Beijing consciously cooperates with both democracies and dictatorships, levels no ideological accusations against anyone, and cooperates economically with the United States and militarily with Iran and Russia. The country's relationship with all of the world's major powers is almost devoid of tensions.

The Chinese Communist Party calls its foreign policy doctrine "peaceful ascent," an approach that forces foreign policy to take a back seat to economic growth. Avoiding conflict is considered to be in China's best interest. As a result, the dollars earned in the exporting business are also used to cultivate foreign relations.

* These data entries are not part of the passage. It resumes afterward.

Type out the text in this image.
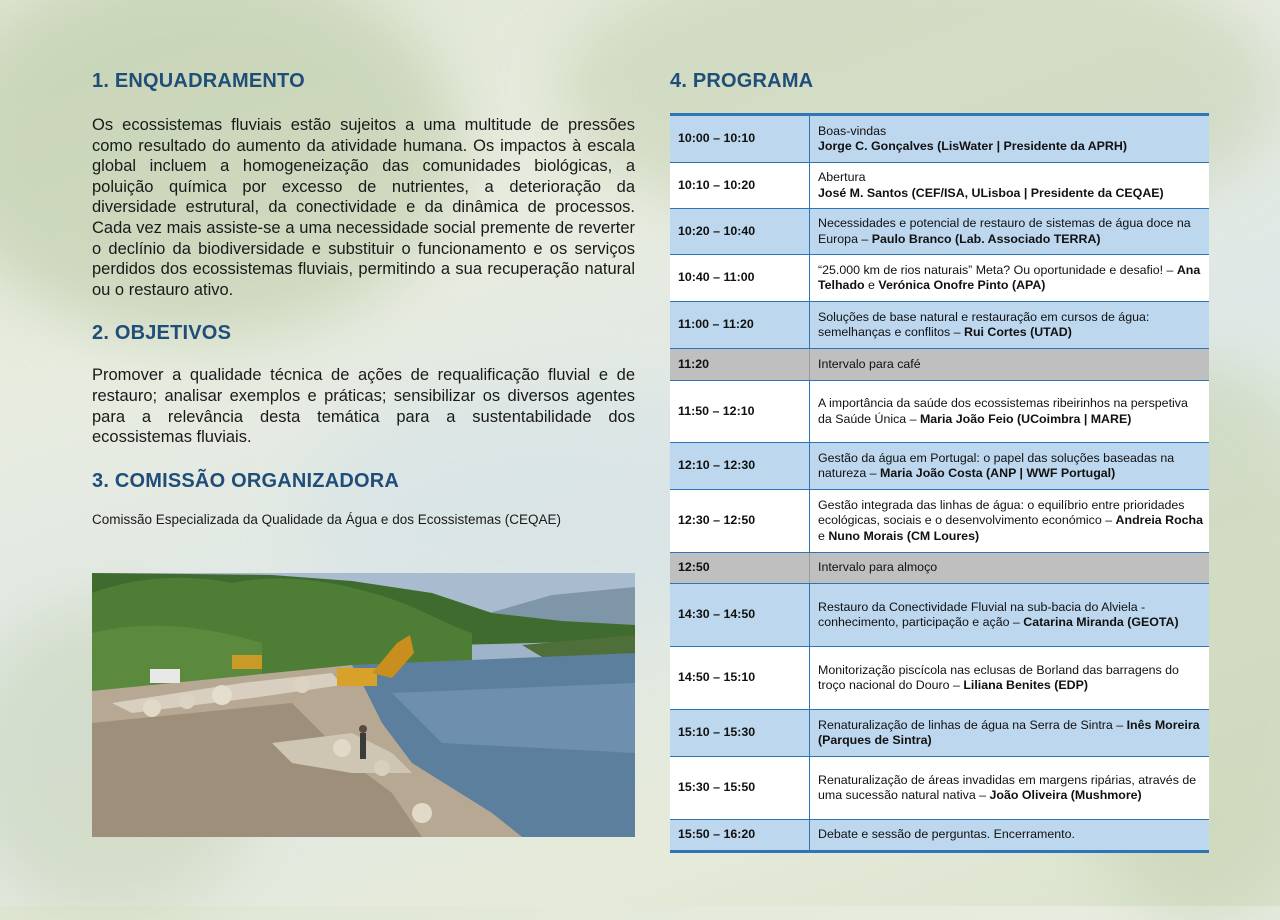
1. ENQUADRAMENTO

Os ecossistemas fluviais estão sujeitos a uma multitude de pressões como resultado do aumento da atividade humana. Os impactos à escala global incluem a homogeneização das comunidades biológicas, a poluição química por excesso de nutrientes, a deterioração da diversidade estrutural, da conectividade e da dinâmica de processos. Cada vez mais assiste-se a uma necessidade social premente de reverter o declínio da biodiversidade e substituir o funcionamento e os serviços perdidos dos ecossistemas fluviais, permitindo a sua recuperação natural ou o restauro ativo.

2. OBJETIVOS

Promover a qualidade técnica de ações de requalificação fluvial e de restauro; analisar exemplos e práticas; sensibilizar os diversos agentes para a relevância desta temática para a sustentabilidade dos ecossistemas fluviais.

3. COMISSÃO ORGANIZADORA

Comissão Especializada da Qualidade da Água e dos Ecossistemas (CEQAE)

4. PROGRAMA
10:00 – 10:10	Boas-vindas
Jorge C. Gonçalves (LisWater | Presidente da APRH)
10:10 – 10:20	Abertura
José M. Santos (CEF/ISA, ULisboa | Presidente da CEQAE)
10:20 – 10:40	Necessidades e potencial de restauro de sistemas de água doce na Europa – Paulo Branco (Lab. Associado TERRA)
10:40 – 11:00	“25.000 km de rios naturais” Meta? Ou oportunidade e desafio! – Ana Telhado e Verónica Onofre Pinto (APA)
11:00 – 11:20	Soluções de base natural e restauração em cursos de água: semelhanças e conflitos – Rui Cortes (UTAD)
11:20	Intervalo para café
11:50 – 12:10	A importância da saúde dos ecossistemas ribeirinhos na perspetiva da Saúde Única – Maria João Feio (UCoimbra | MARE)
12:10 – 12:30	Gestão da água em Portugal: o papel das soluções baseadas na natureza – Maria João Costa (ANP | WWF Portugal)
12:30 – 12:50	Gestão integrada das linhas de água: o equilíbrio entre prioridades ecológicas, sociais e o desenvolvimento económico – Andreia Rocha e Nuno Morais (CM Loures)
12:50	Intervalo para almoço
14:30 – 14:50	Restauro da Conectividade Fluvial na sub-bacia do Alviela - conhecimento, participação e ação – Catarina Miranda (GEOTA)
14:50 – 15:10	Monitorização piscícola nas eclusas de Borland das barragens do troço nacional do Douro – Liliana Benites (EDP)
15:10 – 15:30	Renaturalização de linhas de água na Serra de Sintra – Inês Moreira (Parques de Sintra)
15:30 – 15:50	Renaturalização de áreas invadidas em margens ripárias, através de uma sucessão natural nativa – João Oliveira (Mushmore)
15:50 – 16:20	Debate e sessão de perguntas. Encerramento.
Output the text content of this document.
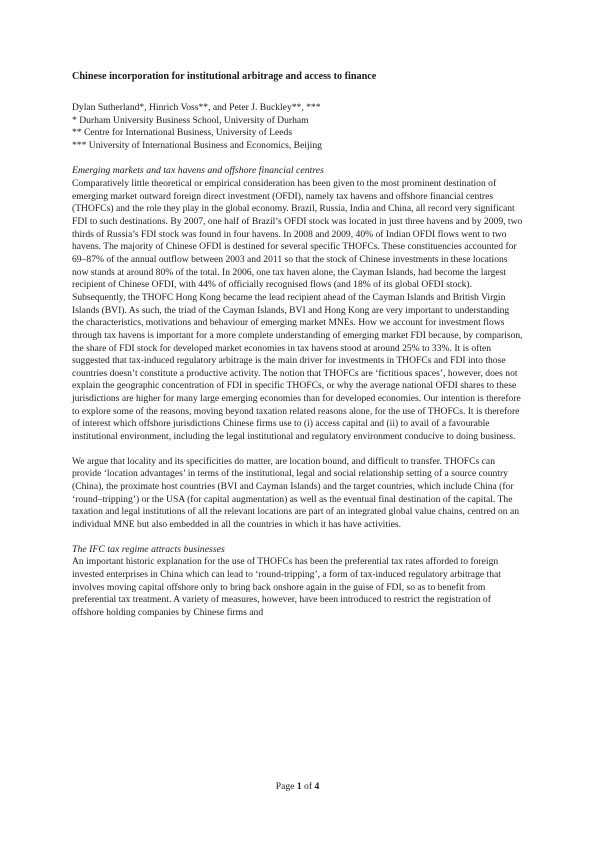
Chinese incorporation for institutional arbitrage and access to finance

Dylan Sutherland*, Hinrich Voss**, and Peter J. Buckley**, ***

* Durham University Business School, University of Durham

** Centre for International Business, University of Leeds

*** University of International Business and Economics, Beijing

Emerging markets and tax havens and offshore financial centres

Comparatively little theoretical or empirical consideration has been given to the most prominent destination of emerging market outward foreign direct investment (OFDI), namely tax havens and offshore financial centres (THOFCs) and the role they play in the global economy. Brazil, Russia, India and China, all record very significant FDI to such destinations. By 2007, one half of Brazil’s OFDI stock was located in just three havens and by 2009, two thirds of Russia’s FDI stock was found in four havens. In 2008 and 2009, 40% of Indian OFDI flows went to two havens. The majority of Chinese OFDI is destined for several specific THOFCs. These constituencies accounted for 69–87% of the annual outflow between 2003 and 2011 so that the stock of Chinese investments in these locations now stands at around 80% of the total. In 2006, one tax haven alone, the Cayman Islands, had become the largest recipient of Chinese OFDI, with 44% of officially recognised flows (and 18% of its global OFDI stock). Subsequently, the THOFC Hong Kong became the lead recipient ahead of the Cayman Islands and British Virgin Islands (BVI). As such, the triad of the Cayman Islands, BVI and Hong Kong are very important to understanding the characteristics, motivations and behaviour of emerging market MNEs. How we account for investment flows through tax havens is important for a more complete understanding of emerging market FDI because, by comparison, the share of FDI stock for developed market economies in tax havens stood at around 25% to 33%. It is often suggested that tax-induced regulatory arbitrage is the main driver for investments in THOFCs and FDI into those countries doesn’t constitute a productive activity. The notion that THOFCs are ‘fictitious spaces’, however, does not explain the geographic concentration of FDI in specific THOFCs, or why the average national OFDI shares to these jurisdictions are higher for many large emerging economies than for developed economies. Our intention is therefore to explore some of the reasons, moving beyond taxation related reasons alone, for the use of THOFCs. It is therefore of interest which offshore jurisdictions Chinese firms use to (i) access capital and (ii) to avail of a favourable institutional environment, including the legal institutional and regulatory environment conducive to doing business.

We argue that locality and its specificities do matter, are location bound, and difficult to transfer. THOFCs can provide ‘location advantages’ in terms of the institutional, legal and social relationship setting of a source country (China), the proximate host countries (BVI and Cayman Islands) and the target countries, which include China (for ‘round–tripping’) or the USA (for capital augmentation) as well as the eventual final destination of the capital. The taxation and legal institutions of all the relevant locations are part of an integrated global value chains, centred on an individual MNE but also embedded in all the countries in which it has have activities.

The IFC tax regime attracts businesses

An important historic explanation for the use of THOFCs has been the preferential tax rates afforded to foreign invested enterprises in China which can lead to ‘round-tripping’, a form of tax-induced regulatory arbitrage that involves moving capital offshore only to bring back onshore again in the guise of FDI, so as to benefit from preferential tax treatment. A variety of measures, however, have been introduced to restrict the registration of offshore holding companies by Chinese firms and

Page 1 of 4
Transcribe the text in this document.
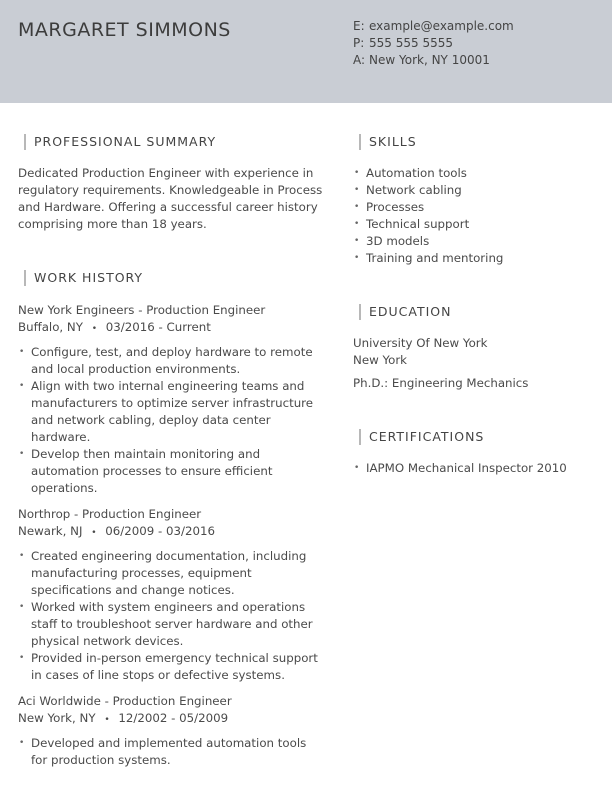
MARGARET SIMMONS	E: example@example.com
P: 555 555 5555
A: New York, NY 10001
PROFESSIONAL SUMMARY

Dedicated Production Engineer with experience in regulatory requirements. Knowledgeable in Process and Hardware. Offering a successful career history comprising more than 18 years.

WORK HISTORY
New York Engineers - Production Engineer
Buffalo, NY • 03/2016 - Current
• Configure, test, and deploy hardware to remote and local production environments.
• Align with two internal engineering teams and manufacturers to optimize server infrastructure and network cabling, deploy data center hardware.
• Develop then maintain monitoring and automation processes to ensure efficient operations.
Northrop - Production Engineer
Newark, NJ • 06/2009 - 03/2016
• Created engineering documentation, including manufacturing processes, equipment specifications and change notices.
• Worked with system engineers and operations staff to troubleshoot server hardware and other physical network devices.
• Provided in-person emergency technical support in cases of line stops or defective systems.
Aci Worldwide - Production Engineer
New York, NY • 12/2002 - 05/2009
• Developed and implemented automation tools for production systems.
SKILLS
• Automation tools
• Network cabling
• Processes
• Technical support
• 3D models
• Training and mentoring
EDUCATION
University Of New York
New York
Ph.D.: Engineering Mechanics
CERTIFICATIONS
• IAPMO Mechanical Inspector 2010
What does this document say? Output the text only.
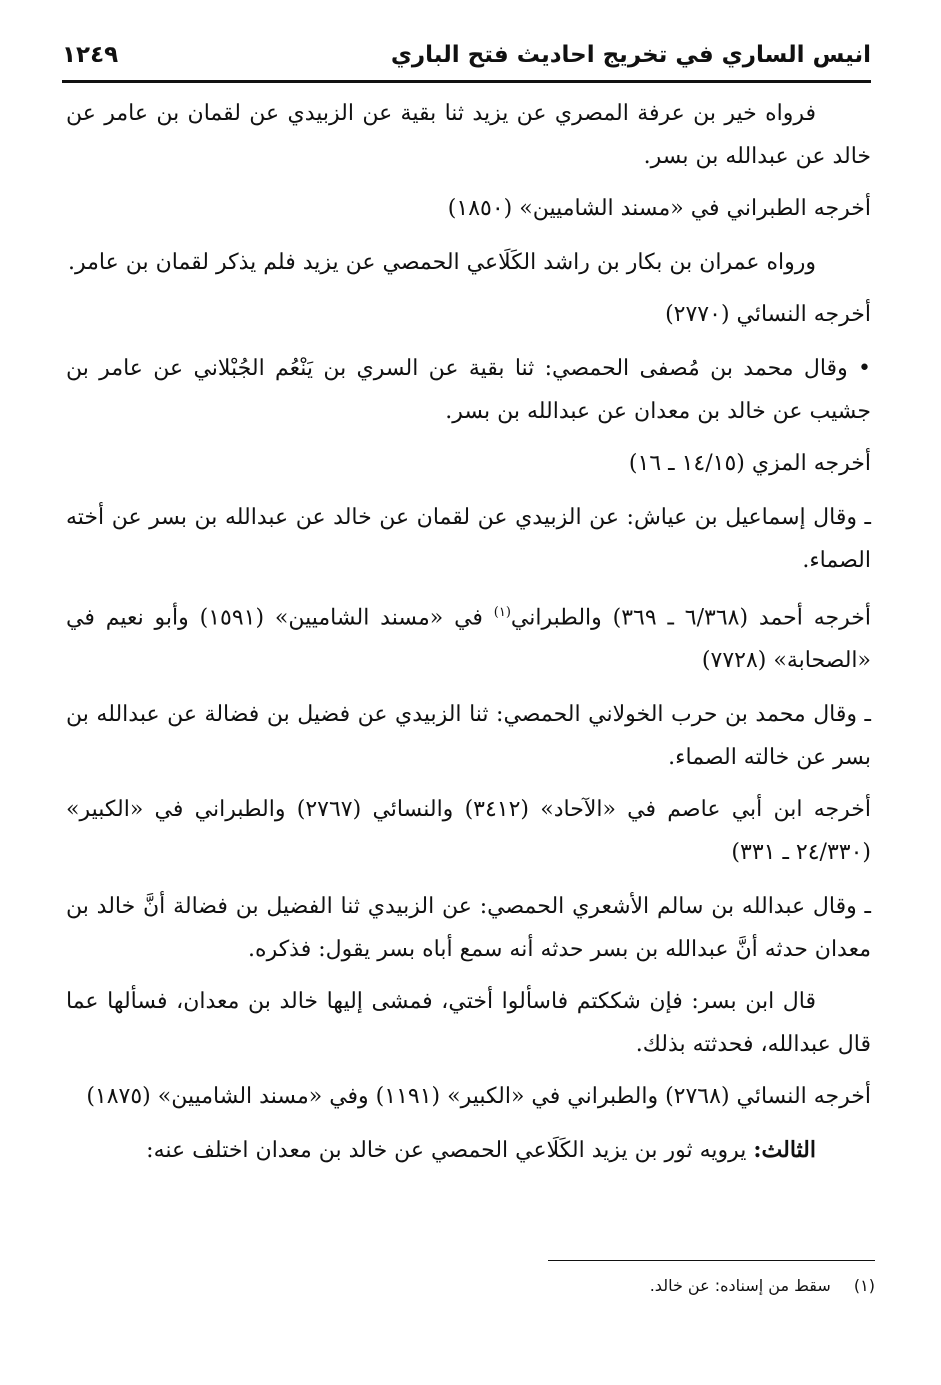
انيس الساري في تخريج احاديث فتح الباري
١٢٤٩

فرواه خير بن عرفة المصري عن يزيد ثنا بقية عن الزبيدي عن لقمان بن عامر عن خالد عن عبدالله بن بسر.

أخرجه الطبراني في «مسند الشاميين» (١٨٥٠)

ورواه عمران بن بكار بن راشد الكَلَاعي الحمصي عن يزيد فلم يذكر لقمان بن عامر.

أخرجه النسائي (٢٧٧٠)

• وقال محمد بن مُصفى الحمصي: ثنا بقية عن السري بن يَنْعُم الجُبْلاني عن عامر بن جشيب عن خالد بن معدان عن عبدالله بن بسر.

أخرجه المزي (١٤/١٥ ـ ١٦)

ـ وقال إسماعيل بن عياش: عن الزبيدي عن لقمان عن خالد عن عبدالله بن بسر عن أخته الصماء.

أخرجه أحمد (٦/٣٦٨ ـ ٣٦٩) والطبراني$^{(١)}$ في «مسند الشاميين» (١٥٩١) وأبو نعيم في «الصحابة» (٧٧٢٨)

ـ وقال محمد بن حرب الخولاني الحمصي: ثنا الزبيدي عن فضيل بن فضالة عن عبدالله بن بسر عن خالته الصماء.

أخرجه ابن أبي عاصم في «الآحاد» (٣٤١٢) والنسائي (٢٧٦٧) والطبراني في «الكبير» (٢٤/٣٣٠ ـ ٣٣١)

ـ وقال عبدالله بن سالم الأشعري الحمصي: عن الزبيدي ثنا الفضيل بن فضالة أنَّ خالد بن معدان حدثه أنَّ عبدالله بن بسر حدثه أنه سمع أباه بسر يقول: فذكره.

قال ابن بسر: فإن شككتم فاسألوا أختي، فمشى إليها خالد بن معدان، فسألها عما قال عبدالله، فحدثته بذلك.

أخرجه النسائي (٢٧٦٨) والطبراني في «الكبير» (١١٩١) وفي «مسند الشاميين» (١٨٧٥)

الثالث: يرويه ثور بن يزيد الكَلَاعي الحمصي عن خالد بن معدان اختلف عنه:

(١) سقط من إسناده: عن خالد.
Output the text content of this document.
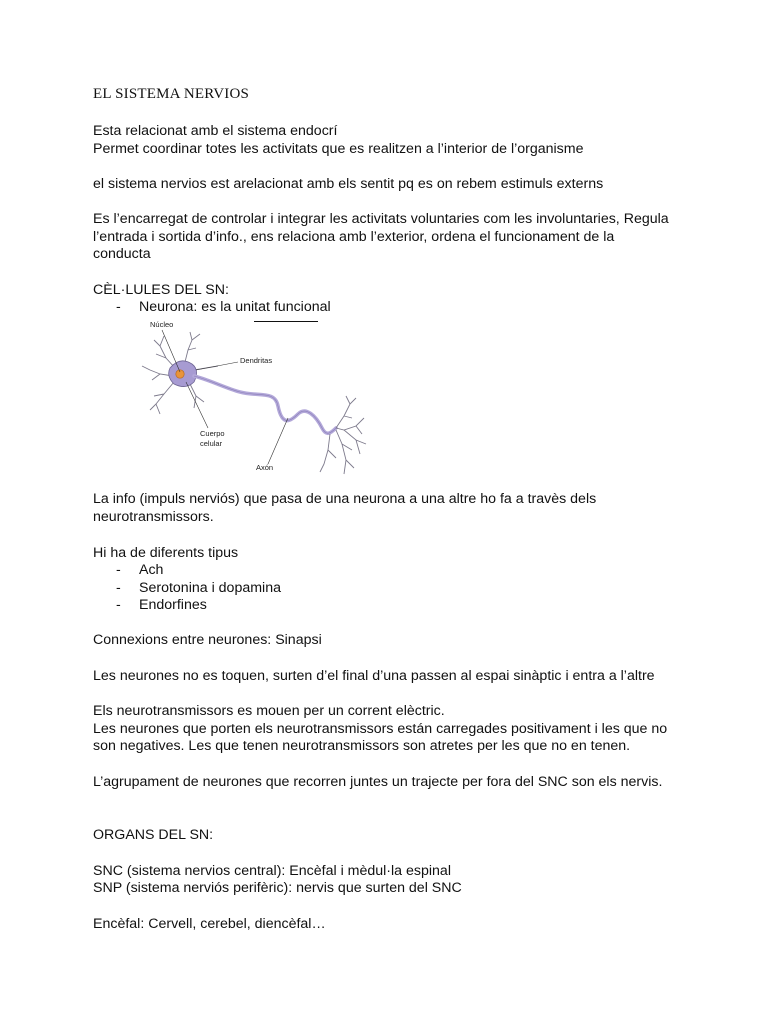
EL SISTEMA NERVIOS
Esta relacionat amb el sistema endocrí
Permet coordinar totes les activitats que es realitzen a l’interior de l’organisme
el sistema nervios est arelacionat amb els sentit pq es on rebem estimuls externs
Es l’encarregat de controlar i integrar les activitats voluntaries com les involuntaries, Regula
l’entrada i sortida d’info., ens relaciona amb l’exterior, ordena el funcionament de la
conducta
CÈL·LULES DEL SN:
- Neurona: es la unitat funcional
Núcleo
Dendritas
Cuerpo
celular
Axón
La info (impuls nerviós) que pasa de una neurona a una altre ho fa a travès dels
neurotransmissors.
Hi ha de diferents tipus
- Ach
- Serotonina i dopamina
- Endorfines
Connexions entre neurones: Sinapsi
Les neurones no es toquen, surten d’el final d’una passen al espai sinàptic i entra a l’altre
Els neurotransmissors es mouen per un corrent elèctric.
Les neurones que porten els neurotransmissors están carregades positivament i les que no
son negatives. Les que tenen neurotransmissors son atretes per les que no en tenen.
L’agrupament de neurones que recorren juntes un trajecte per fora del SNC son els nervis.
ORGANS DEL SN:
SNC (sistema nervios central): Encèfal i mèdul·la espinal
SNP (sistema nerviós perifèric): nervis que surten del SNC
Encèfal: Cervell, cerebel, diencèfal…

Dictators in Sudan and elsewhere are among the beneficiaries.

China offers an instructive example of an approach America once valued: Loyalty can be bought, and even peace is sometimes merely a question of price. This realization, though not particularly attractive, is useful nonetheless. "With this charm strategy, China will change the world," says Joshua Kurlantzick, a visiting scholar with the Carnegie Endowment for International Peace, is his newest book, "Charm Offensive."

Back in the Holster

Cool pragmatism is also returning to America. Barack Obama may be calling his rival "John McBush," hoping to stigmatize him as the current president's political heir. And McCain may accuse Obama of being naïve for wanting to negotiate unconditionally with Iran, Cuba and North Korea. Nevertheless, the similarities are already beginning to emerge from the fog of electioneering.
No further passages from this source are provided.